US embassy employees in hazmat gear are seen on an evacuation flight out of Beijing in February. Photo: Handout

More American dipomats and their families are planning to return to China in the wake of the Covid-19 pandemic, but they will not be receiving a warm welcome from the country’s government when they arrive, nor is it clear when they will be able to travel.

When China’s Foreign Ministry was told of Washington’s plan to allow US consular officials to return to reopen its consulates across China, it said they could re-enter the country but they would have to cool their heels in quarantine for 14 days.

While Beijing agrees that US envoys and emissaries should retain their diplomatic immunity, China’s public health authority insists no one is immune to the highly contagious novel coronavirus, and that the nation must not expose itself to the risk of returning Americans infecting the local population.

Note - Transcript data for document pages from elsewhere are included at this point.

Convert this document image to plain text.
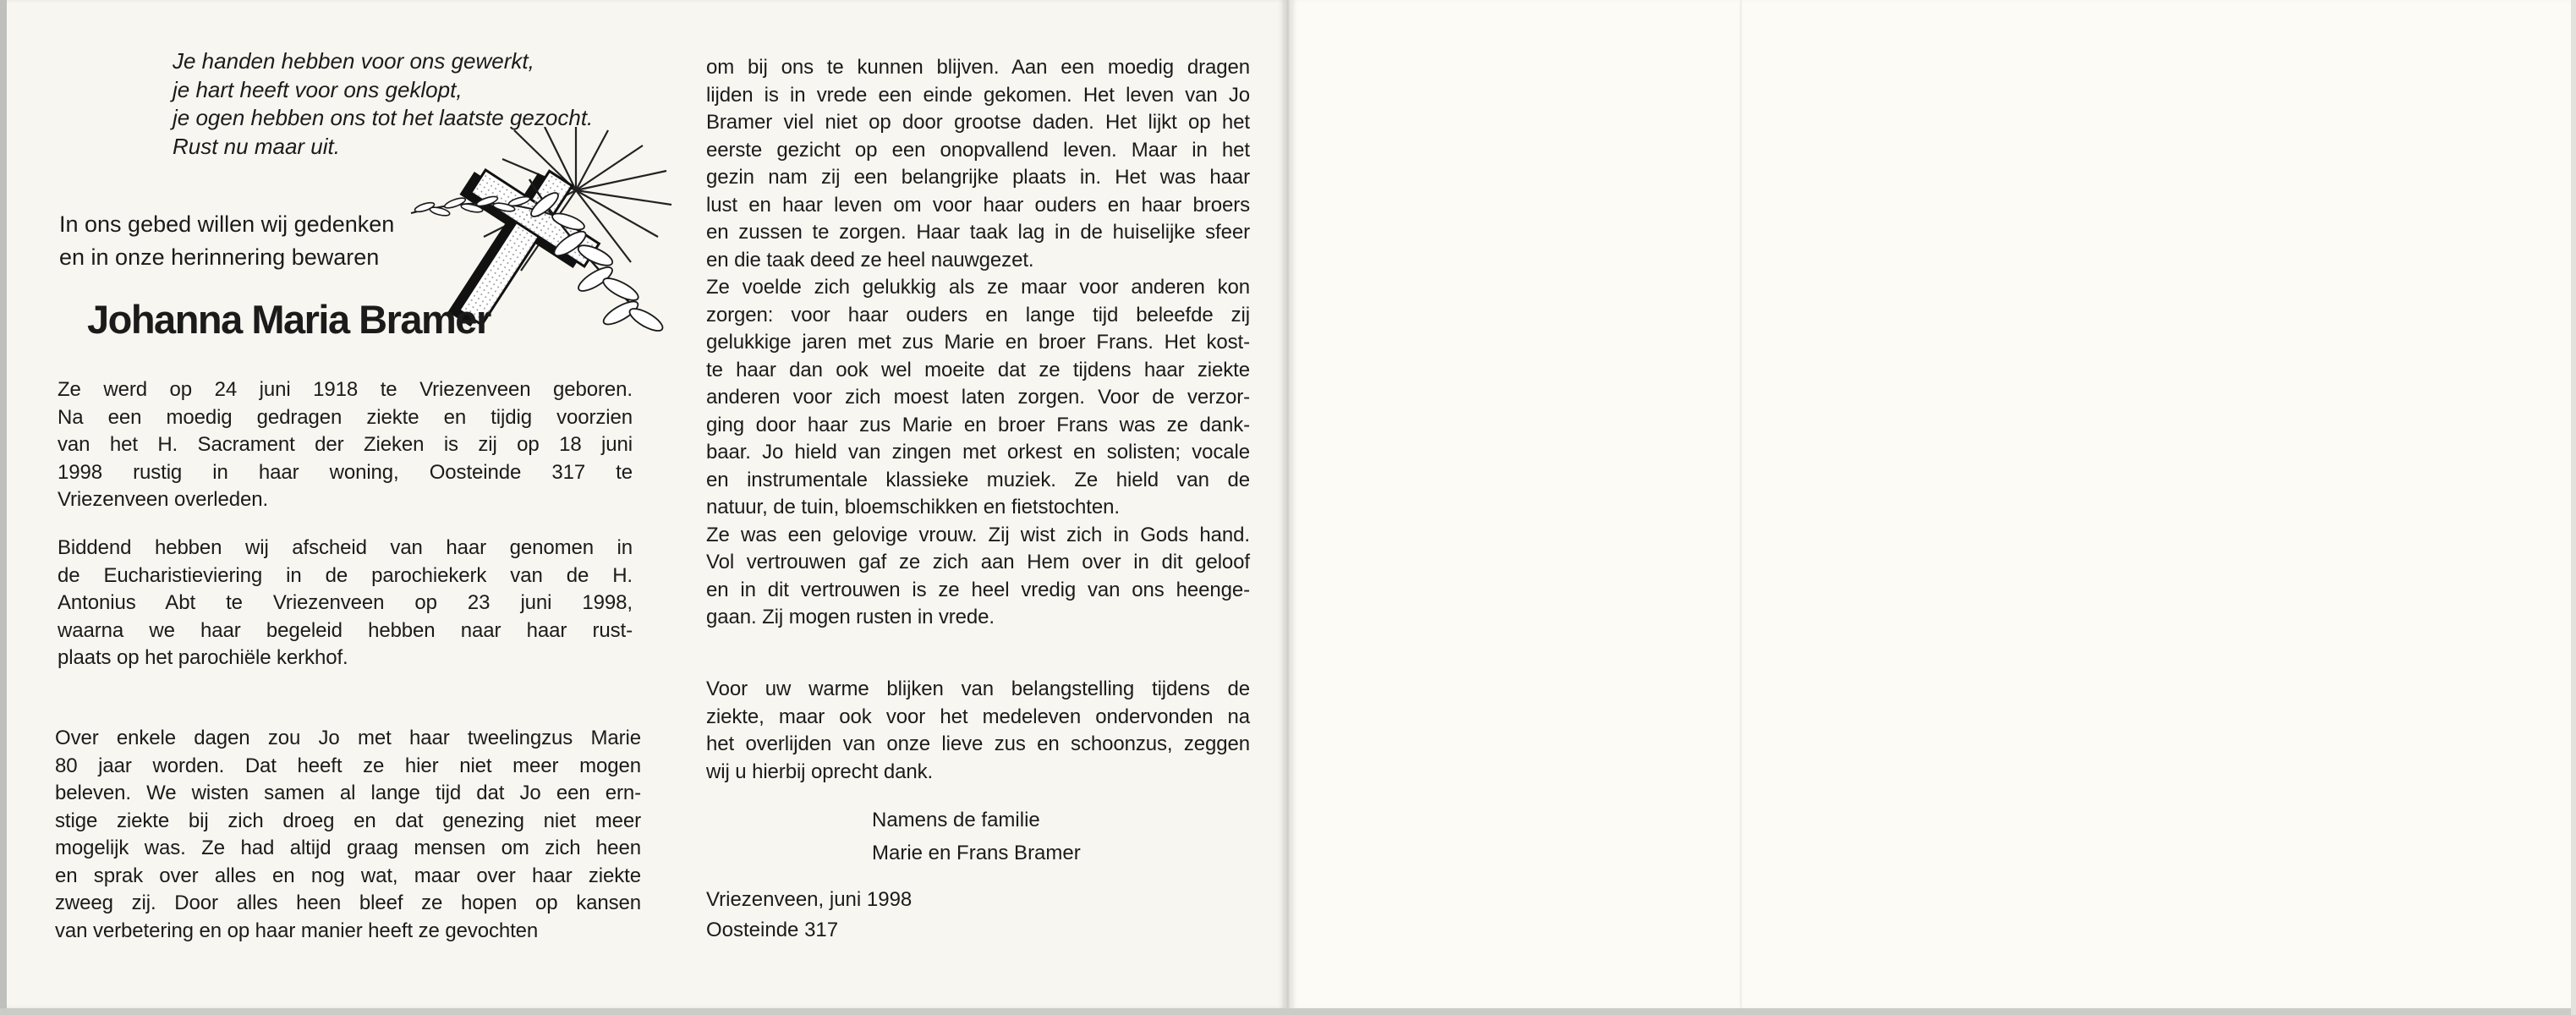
Je handen hebben voor ons gewerkt,
je hart heeft voor ons geklopt,
je ogen hebben ons tot het laatste gezocht.
Rust nu maar uit.
In ons gebed willen wij gedenken
en in onze herinnering bewaren
Johanna Maria Bramer
Ze werd op 24 juni 1918 te Vriezenveen geboren.
Na een moedig gedragen ziekte en tijdig voorzien
van het H. Sacrament der Zieken is zij op 18 juni
1998 rustig in haar woning, Oosteinde 317 te
Vriezenveen overleden.
Biddend hebben wij afscheid van haar genomen in
de Eucharistieviering in de parochiekerk van de H.
Antonius Abt te Vriezenveen op 23 juni 1998,
waarna we haar begeleid hebben naar haar rust-
plaats op het parochiële kerkhof.
Over enkele dagen zou Jo met haar tweelingzus Marie
80 jaar worden. Dat heeft ze hier niet meer mogen
beleven. We wisten samen al lange tijd dat Jo een ern-
stige ziekte bij zich droeg en dat genezing niet meer
mogelijk was. Ze had altijd graag mensen om zich heen
en sprak over alles en nog wat, maar over haar ziekte
zweeg zij. Door alles heen bleef ze hopen op kansen
van verbetering en op haar manier heeft ze gevochten
om bij ons te kunnen blijven. Aan een moedig dragen
lijden is in vrede een einde gekomen. Het leven van Jo
Bramer viel niet op door grootse daden. Het lijkt op het
eerste gezicht op een onopvallend leven. Maar in het
gezin nam zij een belangrijke plaats in. Het was haar
lust en haar leven om voor haar ouders en haar broers
en zussen te zorgen. Haar taak lag in de huiselijke sfeer
en die taak deed ze heel nauwgezet.
Ze voelde zich gelukkig als ze maar voor anderen kon
zorgen: voor haar ouders en lange tijd beleefde zij
gelukkige jaren met zus Marie en broer Frans. Het kost-
te haar dan ook wel moeite dat ze tijdens haar ziekte
anderen voor zich moest laten zorgen. Voor de verzor-
ging door haar zus Marie en broer Frans was ze dank-
baar. Jo hield van zingen met orkest en solisten; vocale
en instrumentale klassieke muziek. Ze hield van de
natuur, de tuin, bloemschikken en fietstochten.
Ze was een gelovige vrouw. Zij wist zich in Gods hand.
Vol vertrouwen gaf ze zich aan Hem over in dit geloof
en in dit vertrouwen is ze heel vredig van ons heenge-
gaan. Zij mogen rusten in vrede.
Voor uw warme blijken van belangstelling tijdens de
ziekte, maar ook voor het medeleven ondervonden na
het overlijden van onze lieve zus en schoonzus, zeggen
wij u hierbij oprecht dank.
Namens de familie
Marie en Frans Bramer
Vriezenveen, juni 1998
Oosteinde 317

It has been reported that at least two China-bound chartered flights that were to carry US diplomats to Shanghai and Tianjin have been delayed indefinitely, after Beijing insisted that anyone entering the country must self-isolate for two weeks and that diplomats would not be spared.

Washington has reportedly failed to reach an agreement with Beijing regarding how diplomats will be received, as Beijing has refused point-blank to relax its stringent health screening and quarantine rules that have been imposed on all arrivals since February.

Reuters quoted US ambassador to China Terry Branstad as saying that two such flights set to depart for Shanghai and Tianjin on July 8 and 10, respectively, had been put on hold and that no dates would be fixed unless the two countries can negotiate an arrangement.

Chinese Foreign Ministry spokesperson Zhao Lijian said on Thursday that Beijing would accord courteous and equitable treatment to all foreign representatives. He also revealed that his ministry had already “fast-tracked procedures” and helped a “plane load” of US diplomats to return to China at the end of May, without confirming if they had all been quarantined upon arrival.

On his Weibo account, Zhao also took a swipe at Washington’s call for China to be more hospitable, saying if US President Donald Trump wants Americans to feel more welcome elsewhere, he should “make America well again,” alluding to the alarming resurgence of the respiratory disease across the country.

Medical workers check health declaration forms before allowing passengers to disembark at Beijing’s Capital International Airport. Photo: People’s Daily

But other posts on Weibo noted that when the first batch of about 60 US diplomats flew into Tianjin at the end of May, they were immediately flanked by more than 150 paramedics in hazmat gear, who whisked them to a fully-enclosed facility on the tarmac to collect their saliva samples. These Americans then spent more hours than their flight to China waiting in a partitioned lounge before Chinese doctors could given them a clean slate and allow them to leave.

Hong Kong’s Ming Pao daily also revealed that Beijing had insisted all Americans must submit DNA samples for nucleic acid testing before entering China.

A Chinese diplomat who is posted to Mexico City told Asia Times on the condition of anonymity that his colleagues at the Foreign Ministry’s North America division said the US State Department had already deferred to Beijing’s demands that all diplomats be tested for the virus upon their arrival.

“Beijing has an upper hand in this tug of war as Washington pulled some 1,300 diplomats and their family members out of China in January and February, and most of them are still waiting to return, but Beijing mandated Chinese diplomats to remain in the US throughout these months when Covid-19 tore through many states. This means Washington has little ways to retaliate since not too many Chinese people will need to enter the US,” said the diplomat.

Washington’s embassy in Beijing is said to be grappling with a manpower shortage because more than 1,300 diplomats have not yet returned to China. Photo: Facebook

US diplomats already in China wonder if they will be “taken hostage” as a vengeful Beijing mulls countervailing measures after being on the receiving end of US tirades against its handling of Covid-19 outbreaks and the imposition of a controversial national security law on Hong Kong.

It is also said that Washington’s embassy in Beijing, whose personnel have long been stretched thin, is dispatching people to consulates in several cities across China to maintain essential services. The move comes after Beijing’s latest threat to impose visa restrictions on US politicians over the Hong Kong issue, which has further dimmed hopes of any immediate reinforcements from the US.

Washington’s consulate in Wuhan, Covid-19’s original epicenter, remains closed according to local media, but several US government employees have already returned to the city.